While everyone is banging on about video messaging, most of us haven't even got our heads around the concept of taking and sending photos with our phones. But it really isn't as scary as you may think, and you might even have some fun. The S55's Quickpic camera comes as an attachment, so when not snapping you've got a great-looking compact phone. Also, it has finally had its interface updated, making it second only to Nokia in terms of usability, and you can synch contacts and appointments to your computer via Bluetooth. What makes the camera worth a second look is its built-in flash: for the first time you can take pictures in low light (and send them via MMS or e-mail). Don't expect to put the results on your mantelpiece, but for computer viewing the quality is pretty impressive.

Sony SRS-RF80RK, £150, 0870 511 1999; www.sony.co.uk

Why has Sony created this tower of sound? Perhaps it is simply because it can. Then again, one speaker does takes up less room, and there is something slightly Star Trek about its perspex shield – all the better to hear it with, because in order to create a stereo effect, music is bounced off the screen and around your room. The results are fairly average, and the sound quality little better than a set of portable speakers you might plug your Walkman into. But the SRS-RF80RK has another trick: it's wireless, so you can plug the base into whatever source you're listening to (CD player, TV, MP3 player etc) and then take the speaker with you anywhere in the home – or garden – within a 75-metre range. Handy eh? There are also three channels to flick between, should you get interference, although I didn't have any problems with reception. Nice idea, shame about the sound.

Morph-1, £39.99, 020-8364 7711; www.silversounds.co.uk

Apparently, since the onslaught of popstar TV we all now consider ourselves to be budding Dariuses and Gareths, God forbid. At least with this karaoke machine, the UK's attempts at "Unchained Melody" are kept safely within the confines of our homes. All you have to do is plug the 9 by 3cm box into your TV and any DVD player (including the PlayStation 2 and Xbox) and your front room is instantly transformed into a dodgy pub in Croydon. Comes with microphone (reverb recommended) and a sample 17-track DVD that allows you to choose between backing track only, backing vocals, or – if you're really bad – lead vocals. Tonight, Matthew, I'm going to be wearing industrial earplugs.

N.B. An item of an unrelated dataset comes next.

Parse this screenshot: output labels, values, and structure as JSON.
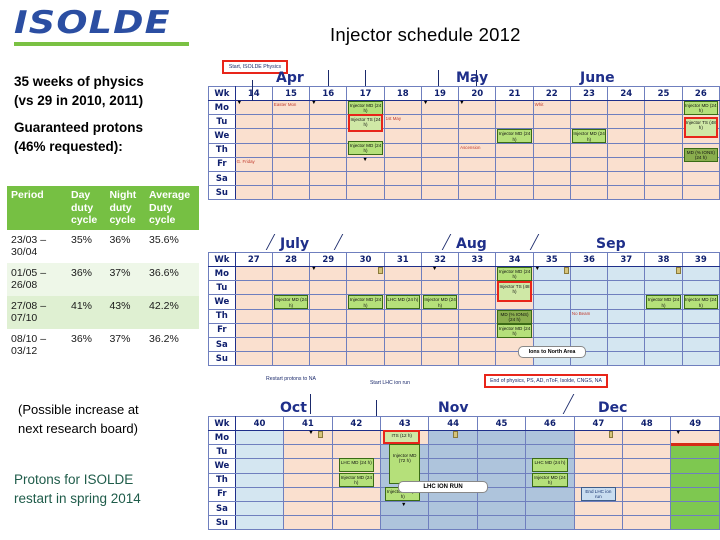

MOSCD002, £39.95, 0870 010 5676; www.ministryofsound.com/audio

The Ministry of Sound has a lot to shout about. It recently launched a new range of funky gear aimed at the clubbing masses, which is sure to fly off the shelves in 2003. However, it has to be said it doesn't always get it right. Take this CD player, for instance: I cannot see how this clumsy, oversized, portable (and that's debatable) music player ever slipped through their image-conscious net. At this price, can we really complain? Yes we can: a low-priced product doesn't have to be cheaply made. Everything about it just screams poor quality, from the awkward opening and shutting of the player to the muffled audio. Come on, Ministry, you can do – and have done – much better than this.

Sony NW-MS70 Network Walkman, £280, 0870 511 1999; www.sony.co.uk

I had read about the dimensions of Sony's latest Walkman, so I knew it was going to be pretty small. But somehow, seeing 36 by 40 by 18mm written on paper is never enough to prepare you for the reality. So when I opened the box, I thought they'd forgotten to put the player in. I finally found it nestling behind its charger. Thankfully, the one thing Sony hasn't miniaturised is its memory: a whopping 256Mb, which can be doubled via the slot for the Memory Stick Duo. Using Sony's new Atrac3+ compression system should give you about 22 CDs worth of high-quality music. The downside of a player this small is its tiny controls, which in some case are almost invisible to the naked eye. But if you want a gadget with the "wow" factor, this is definitely one to stick on your wish list.